Chez Cincinnati Children's, Rothenberg, avec d'autres chercheurs du monde entier, a fourni des preuves que les éosinophiles étaient des cellules pro-inflammatoires impliquées dans des maladies allergiques. Rothenberg et ses collègues ont contribué à la justification du ciblage des éosinophiles, notamment en réalisant des études cliniques chez des patients atteints de divers troubles éosinophiles.

En 2008, Rothenberg a dirigé un groupe international de chercheurs pour mener un essai clinique randomisé qui a prouvé la capacité du mépolizumab à réduire les doses de stéroïdes oraux chez les patients atteints de SHE (Rothenberg et al. Journal de médecine de la Nouvelle-Angleterre 20 mars 2008; 358 (12): 1215-28. doi: 10.1056 / NEJMoa070812. Publication en ligne du 16 mars 2008, PMID: 18344568).

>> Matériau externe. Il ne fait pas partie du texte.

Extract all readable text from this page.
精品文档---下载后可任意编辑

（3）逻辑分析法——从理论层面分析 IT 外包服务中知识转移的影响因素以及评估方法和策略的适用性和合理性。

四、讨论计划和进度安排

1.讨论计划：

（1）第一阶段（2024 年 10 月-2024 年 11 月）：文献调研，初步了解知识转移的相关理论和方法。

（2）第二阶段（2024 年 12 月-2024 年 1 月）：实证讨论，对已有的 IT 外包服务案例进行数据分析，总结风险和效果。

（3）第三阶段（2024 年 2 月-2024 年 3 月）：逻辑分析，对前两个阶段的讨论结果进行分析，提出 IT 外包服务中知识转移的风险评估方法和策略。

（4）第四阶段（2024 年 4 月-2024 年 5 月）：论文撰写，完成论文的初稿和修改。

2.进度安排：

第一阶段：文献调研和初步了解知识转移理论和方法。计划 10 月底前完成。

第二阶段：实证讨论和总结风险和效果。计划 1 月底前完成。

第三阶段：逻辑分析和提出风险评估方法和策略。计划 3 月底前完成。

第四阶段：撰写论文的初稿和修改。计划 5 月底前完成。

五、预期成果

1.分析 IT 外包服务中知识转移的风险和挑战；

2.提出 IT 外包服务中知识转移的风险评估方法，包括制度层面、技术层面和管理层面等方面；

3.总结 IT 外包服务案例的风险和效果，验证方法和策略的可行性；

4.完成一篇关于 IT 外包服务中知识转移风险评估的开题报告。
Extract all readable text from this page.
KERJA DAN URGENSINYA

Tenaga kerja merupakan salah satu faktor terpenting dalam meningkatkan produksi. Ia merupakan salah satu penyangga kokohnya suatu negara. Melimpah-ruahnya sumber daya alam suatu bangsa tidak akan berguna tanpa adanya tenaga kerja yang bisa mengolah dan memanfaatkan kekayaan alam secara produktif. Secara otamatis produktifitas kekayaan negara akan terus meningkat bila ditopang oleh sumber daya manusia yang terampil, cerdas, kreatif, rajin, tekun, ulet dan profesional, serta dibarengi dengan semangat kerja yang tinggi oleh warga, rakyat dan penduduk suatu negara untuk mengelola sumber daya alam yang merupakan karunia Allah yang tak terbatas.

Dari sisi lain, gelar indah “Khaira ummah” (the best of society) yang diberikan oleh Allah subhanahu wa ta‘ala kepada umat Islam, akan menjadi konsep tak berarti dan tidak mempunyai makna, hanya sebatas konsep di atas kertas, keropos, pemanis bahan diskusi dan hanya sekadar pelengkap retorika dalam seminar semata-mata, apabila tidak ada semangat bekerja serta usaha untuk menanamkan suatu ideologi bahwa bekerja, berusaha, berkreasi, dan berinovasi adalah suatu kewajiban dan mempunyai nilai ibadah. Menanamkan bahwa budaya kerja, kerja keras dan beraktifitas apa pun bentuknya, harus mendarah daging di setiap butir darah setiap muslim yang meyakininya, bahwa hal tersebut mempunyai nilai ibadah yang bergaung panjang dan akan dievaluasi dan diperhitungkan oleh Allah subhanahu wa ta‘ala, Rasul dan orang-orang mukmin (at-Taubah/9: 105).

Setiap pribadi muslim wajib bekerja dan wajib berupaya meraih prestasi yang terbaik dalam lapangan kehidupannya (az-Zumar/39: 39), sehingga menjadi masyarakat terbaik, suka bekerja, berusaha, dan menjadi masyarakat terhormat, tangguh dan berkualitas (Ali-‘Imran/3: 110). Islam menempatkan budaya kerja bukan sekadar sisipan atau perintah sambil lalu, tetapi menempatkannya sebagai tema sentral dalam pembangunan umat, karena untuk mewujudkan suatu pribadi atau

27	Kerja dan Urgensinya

Bien que répondant au critère principal de l'étude, la FDA a resserré ses critères d'approbation du mépolizumab, a déclaré Rothenberg. Il a fallu une décennie supplémentaire de recherche pour atteindre les critères d'évaluation demandés par la FDA, axés sur le bénéfice clinique du mépolizumab dans cette population de maladies rares.

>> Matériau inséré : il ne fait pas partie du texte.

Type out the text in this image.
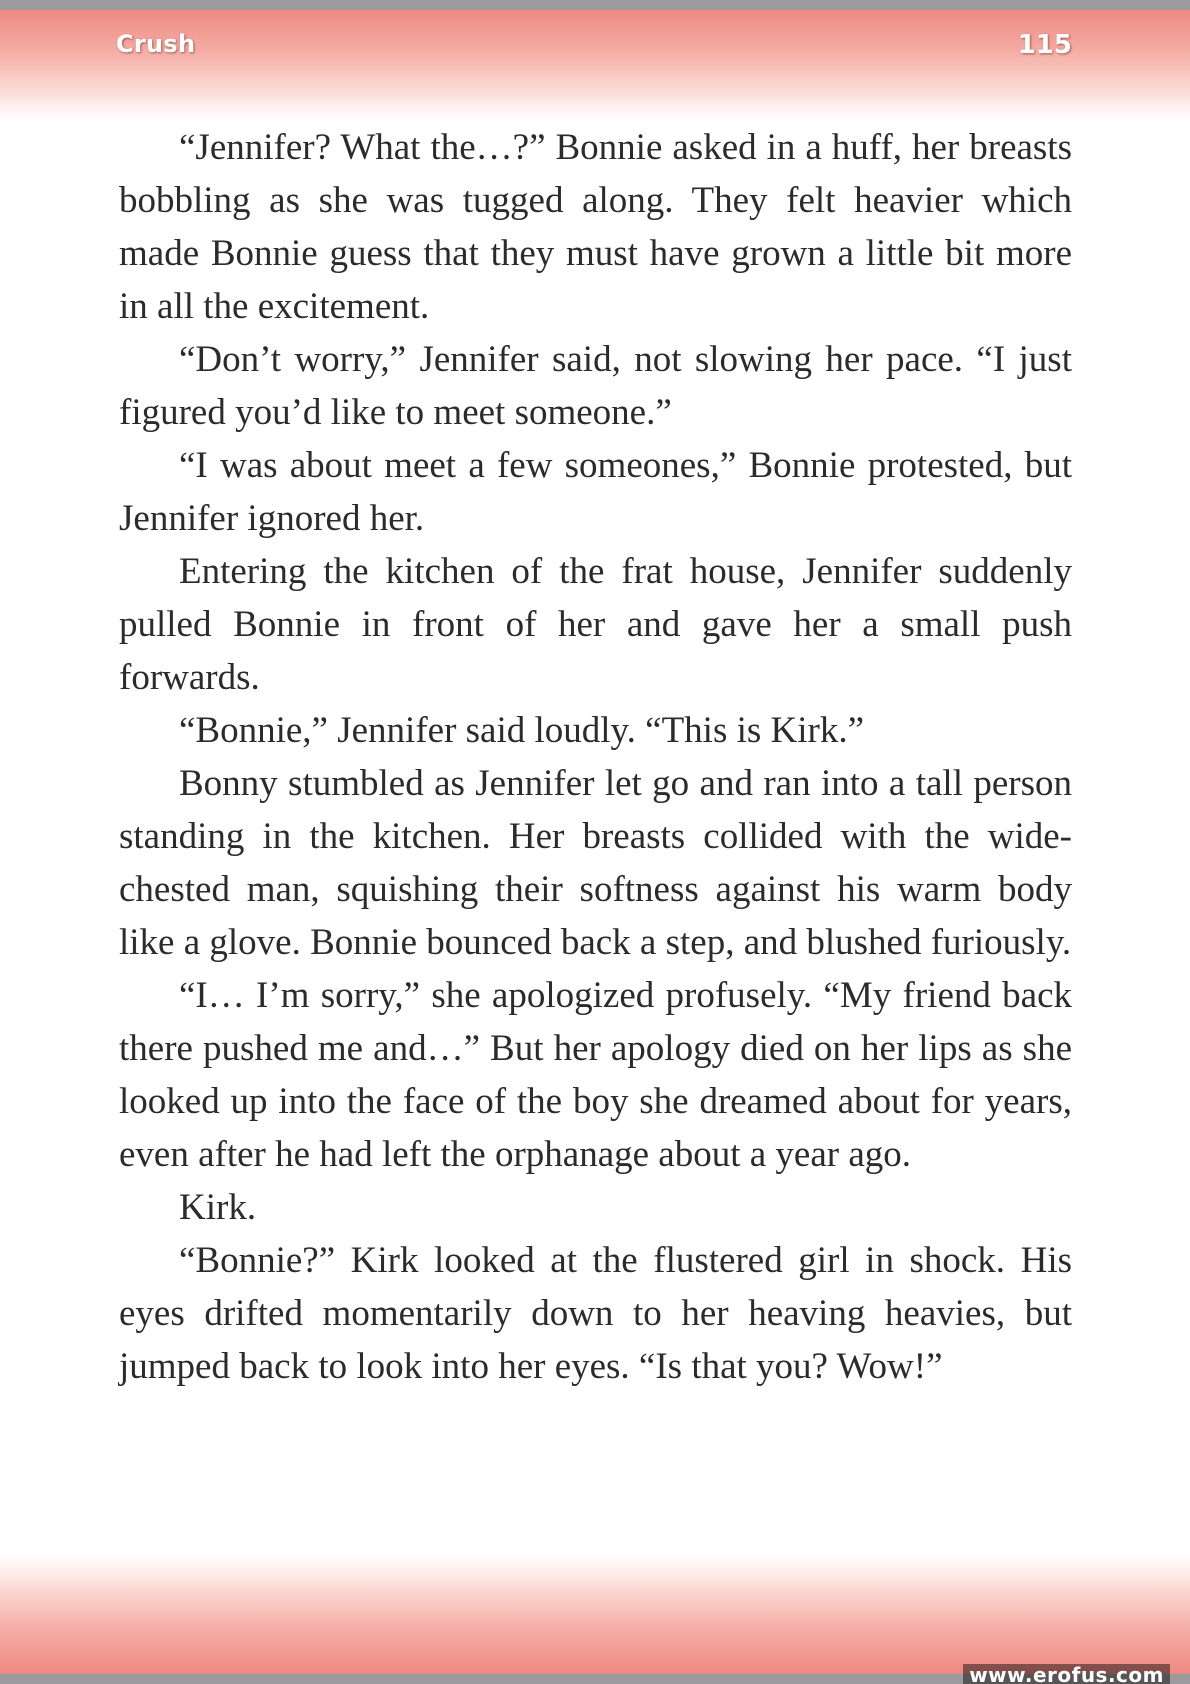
Crush	115

“Jennifer? What the…?” Bonnie asked in a huff, her breasts bobbling as she was tugged along. They felt heavier which made Bonnie guess that they must have grown a little bit more in all the excitement.

“Don’t worry,” Jennifer said, not slowing her pace. “I just figured you’d like to meet someone.”

“I was about meet a few someones,” Bonnie protested, but Jennifer ignored her.

Entering the kitchen of the frat house, Jennifer suddenly pulled Bonnie in front of her and gave her a small push forwards.

“Bonnie,” Jennifer said loudly. “This is Kirk.”

Bonny stumbled as Jennifer let go and ran into a tall person standing in the kitchen. Her breasts collided with the wide-chested man, squishing their softness against his warm body like a glove. Bonnie bounced back a step, and blushed furiously.

“I… I’m sorry,” she apologized profusely. “My friend back there pushed me and…” But her apology died on her lips as she looked up into the face of the boy she dreamed about for years, even after he had left the orphanage about a year ago.

Kirk.

“Bonnie?” Kirk looked at the flustered girl in shock. His eyes drifted momentarily down to her heaving heavies, but jumped back to look into her eyes. “Is that you? Wow!”

www.erofus.com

Comme décrit dans une publication récente du Journal d'allergie et d'immunologie clinique des résultats de l'essai de phase 3, randomisé et contrôlé par placebo chez des patients adolescents et adultes atteints de SHE évaluant l'efficacité et l'innocuité du mépolizumab, il a été démontré que le mépolizumab réduit le nombre de poussées de HES et al. Journal d'allergie et d'immunologie clinique 18 sept. 2020; S0091-6749 (20) 31276-8. doi: 10.1016 / j.jaci.2020.08.037.). Les 108 patients de l'essai provenaient de 39 centres et 13 pays.

L'essai clinique a été soutenu par GlaxoSmithKline. La recherche sous-jacente du laboratoire Rothenberg CURED a été soutenue par les National Institutes of Health, Campaign Urging Research for Eosinophilic Diseases (CURED), Sunshine Charitable Foundation et ses partisans Denise et David Bunning.

La source:

Centre médical de l'hôpital pour enfants de Cincinnati

Référence du journal:

Roufosse, F., et coll. (2020 Efficacité et sécurité du mépolizumab dans le syndrome hypéréosinophile: un essai de phase III, randomisé, contrôlé par placebo. Journal d'allergie et d'immunologie clinique. doi.org/10.1016/j.jaci.2020.08.037.